Low-abundance transcript GLTPD1. Improved detection and uniform coverage obtained with RNA from FFPE sample using 2D Complete RNA kit. There is good coverage of GLTPD1 transcript which is otherwise difficult to cover using other commercial kits.

The green traces represent RNA from Fresh-Frozen Normal Liver tissue and Blue plot represents RNA from FFPE Normal Liver tissue.

2D Complete provides precise and consistent measurement of RNA abundance. The high concordance between technical replicates of FFPE tissue indicates robust library prep performance and high reproducibility. Axes are log2(FPKM).
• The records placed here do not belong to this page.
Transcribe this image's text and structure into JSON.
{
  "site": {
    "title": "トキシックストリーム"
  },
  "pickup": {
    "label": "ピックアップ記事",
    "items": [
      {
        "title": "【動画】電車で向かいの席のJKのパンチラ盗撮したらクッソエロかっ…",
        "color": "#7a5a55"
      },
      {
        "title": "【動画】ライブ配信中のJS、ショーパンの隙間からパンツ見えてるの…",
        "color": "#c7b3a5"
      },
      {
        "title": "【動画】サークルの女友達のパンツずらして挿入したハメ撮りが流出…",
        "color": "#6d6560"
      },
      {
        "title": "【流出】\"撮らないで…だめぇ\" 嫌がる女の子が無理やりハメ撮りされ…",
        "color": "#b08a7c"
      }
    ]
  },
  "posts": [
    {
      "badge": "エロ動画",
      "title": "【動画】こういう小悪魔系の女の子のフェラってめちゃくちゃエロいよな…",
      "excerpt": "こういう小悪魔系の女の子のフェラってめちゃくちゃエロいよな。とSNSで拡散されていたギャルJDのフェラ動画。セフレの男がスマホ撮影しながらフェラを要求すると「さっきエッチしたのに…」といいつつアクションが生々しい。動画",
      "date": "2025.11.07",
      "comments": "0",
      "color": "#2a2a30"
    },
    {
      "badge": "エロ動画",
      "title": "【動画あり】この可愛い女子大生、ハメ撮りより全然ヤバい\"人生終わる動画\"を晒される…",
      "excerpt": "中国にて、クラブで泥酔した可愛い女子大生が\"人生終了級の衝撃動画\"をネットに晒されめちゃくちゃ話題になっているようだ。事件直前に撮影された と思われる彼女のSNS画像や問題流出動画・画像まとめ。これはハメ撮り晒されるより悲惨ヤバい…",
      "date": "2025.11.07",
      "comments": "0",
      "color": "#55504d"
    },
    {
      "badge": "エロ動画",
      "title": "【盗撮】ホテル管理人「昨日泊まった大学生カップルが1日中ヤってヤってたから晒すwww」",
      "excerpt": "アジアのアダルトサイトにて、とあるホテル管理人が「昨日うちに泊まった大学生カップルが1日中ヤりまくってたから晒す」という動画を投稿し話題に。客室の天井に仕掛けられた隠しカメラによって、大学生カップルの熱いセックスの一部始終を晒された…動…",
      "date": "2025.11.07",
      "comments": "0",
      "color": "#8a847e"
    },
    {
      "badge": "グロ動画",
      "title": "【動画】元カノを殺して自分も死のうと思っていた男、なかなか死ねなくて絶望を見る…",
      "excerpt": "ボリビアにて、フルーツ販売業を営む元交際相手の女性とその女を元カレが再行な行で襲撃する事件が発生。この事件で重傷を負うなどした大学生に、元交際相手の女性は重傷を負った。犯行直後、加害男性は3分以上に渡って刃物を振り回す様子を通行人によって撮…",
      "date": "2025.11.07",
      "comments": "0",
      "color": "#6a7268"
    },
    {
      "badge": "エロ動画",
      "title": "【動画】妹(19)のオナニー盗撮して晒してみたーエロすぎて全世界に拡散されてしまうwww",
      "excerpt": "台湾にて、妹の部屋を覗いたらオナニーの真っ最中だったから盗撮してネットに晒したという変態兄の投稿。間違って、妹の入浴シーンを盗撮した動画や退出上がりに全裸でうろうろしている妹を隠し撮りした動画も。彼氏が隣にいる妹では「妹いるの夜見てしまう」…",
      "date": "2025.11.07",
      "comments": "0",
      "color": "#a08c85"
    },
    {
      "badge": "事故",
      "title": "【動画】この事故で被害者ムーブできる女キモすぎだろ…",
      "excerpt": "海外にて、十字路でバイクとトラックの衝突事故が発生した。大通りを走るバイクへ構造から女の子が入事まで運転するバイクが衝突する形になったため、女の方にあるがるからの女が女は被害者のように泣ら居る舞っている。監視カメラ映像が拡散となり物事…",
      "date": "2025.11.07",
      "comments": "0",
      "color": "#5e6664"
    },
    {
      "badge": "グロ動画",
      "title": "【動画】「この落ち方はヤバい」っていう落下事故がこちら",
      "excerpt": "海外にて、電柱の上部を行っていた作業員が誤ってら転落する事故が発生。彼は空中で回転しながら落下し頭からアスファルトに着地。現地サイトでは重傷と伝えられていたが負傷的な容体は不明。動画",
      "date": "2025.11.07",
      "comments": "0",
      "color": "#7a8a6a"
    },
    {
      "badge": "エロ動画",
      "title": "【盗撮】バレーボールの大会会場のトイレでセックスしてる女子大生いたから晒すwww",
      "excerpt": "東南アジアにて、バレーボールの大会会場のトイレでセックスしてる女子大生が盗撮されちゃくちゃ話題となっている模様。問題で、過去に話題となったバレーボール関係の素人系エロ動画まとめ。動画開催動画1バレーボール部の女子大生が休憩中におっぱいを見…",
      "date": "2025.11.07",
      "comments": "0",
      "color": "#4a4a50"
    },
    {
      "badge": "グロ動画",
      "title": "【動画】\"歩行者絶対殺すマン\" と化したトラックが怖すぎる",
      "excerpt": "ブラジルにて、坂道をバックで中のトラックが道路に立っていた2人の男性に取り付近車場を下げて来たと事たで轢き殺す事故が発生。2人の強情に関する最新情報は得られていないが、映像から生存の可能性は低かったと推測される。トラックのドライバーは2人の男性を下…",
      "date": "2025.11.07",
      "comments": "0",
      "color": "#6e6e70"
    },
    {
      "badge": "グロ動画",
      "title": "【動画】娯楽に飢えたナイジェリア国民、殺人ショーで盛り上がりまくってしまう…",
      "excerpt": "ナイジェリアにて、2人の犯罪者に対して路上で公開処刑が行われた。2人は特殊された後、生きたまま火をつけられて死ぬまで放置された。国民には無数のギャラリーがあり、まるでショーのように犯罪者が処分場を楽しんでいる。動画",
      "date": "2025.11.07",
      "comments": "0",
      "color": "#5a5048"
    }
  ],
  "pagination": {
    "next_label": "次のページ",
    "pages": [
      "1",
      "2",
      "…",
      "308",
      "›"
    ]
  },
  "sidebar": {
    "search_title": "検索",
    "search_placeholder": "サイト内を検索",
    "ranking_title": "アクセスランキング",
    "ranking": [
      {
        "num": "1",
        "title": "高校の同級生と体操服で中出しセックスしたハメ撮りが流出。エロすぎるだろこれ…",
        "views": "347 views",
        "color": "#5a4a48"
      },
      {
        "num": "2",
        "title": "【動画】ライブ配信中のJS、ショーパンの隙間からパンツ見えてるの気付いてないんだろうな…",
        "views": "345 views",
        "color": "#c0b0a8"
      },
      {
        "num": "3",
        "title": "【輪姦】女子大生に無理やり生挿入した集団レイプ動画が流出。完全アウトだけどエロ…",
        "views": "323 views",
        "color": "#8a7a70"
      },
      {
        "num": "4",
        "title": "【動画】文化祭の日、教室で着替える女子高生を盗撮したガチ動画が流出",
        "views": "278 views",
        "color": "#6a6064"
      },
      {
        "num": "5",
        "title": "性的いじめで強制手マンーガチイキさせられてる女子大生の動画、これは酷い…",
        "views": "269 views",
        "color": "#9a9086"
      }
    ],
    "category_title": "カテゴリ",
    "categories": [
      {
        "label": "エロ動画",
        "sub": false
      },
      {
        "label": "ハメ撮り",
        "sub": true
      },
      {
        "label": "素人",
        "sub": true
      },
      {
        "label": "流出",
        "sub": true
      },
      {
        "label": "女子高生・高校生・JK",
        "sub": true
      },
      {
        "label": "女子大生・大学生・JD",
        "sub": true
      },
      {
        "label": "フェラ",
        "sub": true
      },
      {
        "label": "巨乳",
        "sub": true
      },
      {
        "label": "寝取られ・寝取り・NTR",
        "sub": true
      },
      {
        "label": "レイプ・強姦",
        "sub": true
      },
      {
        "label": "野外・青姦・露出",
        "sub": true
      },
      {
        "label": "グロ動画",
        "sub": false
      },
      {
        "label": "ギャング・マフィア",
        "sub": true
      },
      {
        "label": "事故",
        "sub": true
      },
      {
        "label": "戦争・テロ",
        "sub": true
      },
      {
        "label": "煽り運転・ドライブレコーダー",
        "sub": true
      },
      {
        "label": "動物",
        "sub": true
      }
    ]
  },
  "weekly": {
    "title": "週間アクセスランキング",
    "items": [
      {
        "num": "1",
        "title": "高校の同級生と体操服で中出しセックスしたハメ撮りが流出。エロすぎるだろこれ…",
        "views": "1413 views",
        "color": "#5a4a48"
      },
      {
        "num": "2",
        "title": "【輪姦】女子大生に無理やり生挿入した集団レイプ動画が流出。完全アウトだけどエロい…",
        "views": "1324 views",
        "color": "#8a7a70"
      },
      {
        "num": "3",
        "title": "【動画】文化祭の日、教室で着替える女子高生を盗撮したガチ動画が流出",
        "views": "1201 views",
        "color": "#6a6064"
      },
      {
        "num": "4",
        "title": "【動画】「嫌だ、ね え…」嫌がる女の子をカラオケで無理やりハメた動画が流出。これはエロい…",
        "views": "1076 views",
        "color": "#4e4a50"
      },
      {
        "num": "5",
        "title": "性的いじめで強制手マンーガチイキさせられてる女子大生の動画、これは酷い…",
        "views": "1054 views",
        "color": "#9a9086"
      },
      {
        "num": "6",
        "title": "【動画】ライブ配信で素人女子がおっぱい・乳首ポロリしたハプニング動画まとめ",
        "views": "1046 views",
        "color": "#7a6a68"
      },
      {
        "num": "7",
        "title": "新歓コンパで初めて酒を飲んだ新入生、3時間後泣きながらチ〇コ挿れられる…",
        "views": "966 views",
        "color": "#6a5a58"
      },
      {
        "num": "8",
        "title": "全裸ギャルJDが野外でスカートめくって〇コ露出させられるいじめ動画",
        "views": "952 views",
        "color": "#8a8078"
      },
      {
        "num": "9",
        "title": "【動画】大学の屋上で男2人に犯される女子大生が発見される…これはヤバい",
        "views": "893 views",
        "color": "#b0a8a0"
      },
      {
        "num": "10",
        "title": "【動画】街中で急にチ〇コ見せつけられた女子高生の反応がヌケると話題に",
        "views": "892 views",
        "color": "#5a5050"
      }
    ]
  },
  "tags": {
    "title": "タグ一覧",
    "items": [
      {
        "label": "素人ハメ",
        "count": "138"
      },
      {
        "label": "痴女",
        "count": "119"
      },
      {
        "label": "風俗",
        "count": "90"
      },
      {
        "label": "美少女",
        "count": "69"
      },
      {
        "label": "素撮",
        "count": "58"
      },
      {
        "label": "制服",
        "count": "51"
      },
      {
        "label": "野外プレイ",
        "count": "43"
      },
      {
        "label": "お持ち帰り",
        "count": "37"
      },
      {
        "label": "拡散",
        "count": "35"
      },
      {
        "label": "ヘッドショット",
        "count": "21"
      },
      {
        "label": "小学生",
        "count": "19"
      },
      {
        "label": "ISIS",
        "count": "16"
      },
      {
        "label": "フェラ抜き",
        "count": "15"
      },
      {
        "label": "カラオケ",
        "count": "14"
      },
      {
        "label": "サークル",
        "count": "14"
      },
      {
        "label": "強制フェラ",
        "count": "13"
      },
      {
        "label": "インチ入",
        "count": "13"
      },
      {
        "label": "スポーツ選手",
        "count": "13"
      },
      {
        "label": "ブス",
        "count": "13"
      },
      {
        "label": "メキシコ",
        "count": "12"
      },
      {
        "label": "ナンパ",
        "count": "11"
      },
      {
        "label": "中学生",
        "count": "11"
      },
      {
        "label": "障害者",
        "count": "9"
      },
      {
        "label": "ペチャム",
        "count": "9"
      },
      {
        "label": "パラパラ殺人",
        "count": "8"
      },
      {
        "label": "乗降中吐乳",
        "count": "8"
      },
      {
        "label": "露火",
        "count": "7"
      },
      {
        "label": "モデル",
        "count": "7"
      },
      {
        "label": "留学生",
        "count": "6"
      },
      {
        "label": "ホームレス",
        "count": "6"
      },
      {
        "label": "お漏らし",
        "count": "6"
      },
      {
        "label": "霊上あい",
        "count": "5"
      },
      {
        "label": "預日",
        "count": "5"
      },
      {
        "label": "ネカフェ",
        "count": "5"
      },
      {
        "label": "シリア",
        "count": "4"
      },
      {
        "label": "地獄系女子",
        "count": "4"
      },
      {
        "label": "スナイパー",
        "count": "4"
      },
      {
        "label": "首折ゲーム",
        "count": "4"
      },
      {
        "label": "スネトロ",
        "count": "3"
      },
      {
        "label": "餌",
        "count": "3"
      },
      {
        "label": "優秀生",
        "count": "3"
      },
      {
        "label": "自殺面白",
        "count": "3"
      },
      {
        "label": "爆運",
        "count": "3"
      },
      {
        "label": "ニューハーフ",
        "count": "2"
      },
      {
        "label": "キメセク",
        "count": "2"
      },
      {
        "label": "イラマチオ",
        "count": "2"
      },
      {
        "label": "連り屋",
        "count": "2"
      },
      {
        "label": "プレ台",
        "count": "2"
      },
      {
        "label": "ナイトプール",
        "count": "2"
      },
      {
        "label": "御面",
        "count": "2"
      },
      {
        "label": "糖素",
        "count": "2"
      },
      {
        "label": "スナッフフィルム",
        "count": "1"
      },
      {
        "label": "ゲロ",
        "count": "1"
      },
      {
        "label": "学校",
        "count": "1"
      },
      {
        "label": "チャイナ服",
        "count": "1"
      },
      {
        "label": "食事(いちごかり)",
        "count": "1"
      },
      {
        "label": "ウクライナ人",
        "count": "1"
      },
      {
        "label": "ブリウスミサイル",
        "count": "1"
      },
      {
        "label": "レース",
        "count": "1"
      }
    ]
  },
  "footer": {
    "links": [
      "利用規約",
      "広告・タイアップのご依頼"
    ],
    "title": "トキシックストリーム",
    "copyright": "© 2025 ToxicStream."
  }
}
R2 value is shown.


High reproducibility of 2D Complete RNA Kit is confirmed by ERCC analysis.

Reads mapping to ERCC data set from other experiments were pooled together and the FPKM was plotted against relative transcript abundance. All 92 ERCC transcripts were identified. 


 

2D Complete RNA: Molecular Biology & Mechanism of 'Continuous Synthesis'

The Mechanism of “Continuous Synthesis”:  2Dzyme adds the adaptor to cDNA using the mechanism of 'continues synthesis'.

During this process, an oligo dT primer (with partial adaptor) is annealed to the PolyA tail. 2Dzyme performs the reverse transcription reaction creating the cDNA strand till the 5' end of the RNA molecule using its strand-displacement and high-processivity properties. After reaching the 5’ end of the RNA template, 2Dzyme binds second adapter and continues synthesis without relying on the addition of non-templated bases or hybridization to the second adaptor.

The second adaptor is incorporated at high efficiency due to tight/preferential adapter binding by 2Dzyme. The result of this reaction is the cDNA product that includes template and both adapters sequence.  More than 99% of the library is automatically stranded due to 2Dzyme's directional reaction.  Adapters are engineered to prevent next (third) template binding.


Library Molecule Structure and Sequencing Recommendation:

Sequencing recommendation: 

- Compatible with Illumina Platform

- Dual barcode 

- We recommend Sequencing with Single-end reads. This can save on sequencing cost.

- The first 8 bases on Read 2 consist of a random tag sequence that can be used as an Unique Molecular Identifier (UMI). For complete Paired-end reads sequencing, please refer to the FAQ page.

- For Paired-end reads, there can be a significant drop in read quality for read 2 due to the presence of Poly T sequence.

- With 2D Complete RNA kit, single-read sequencing is sufficient to obtain coverage of full transcript.

- During analysis, 1st base should be trimmed before mapping, if it is not soft-clipped.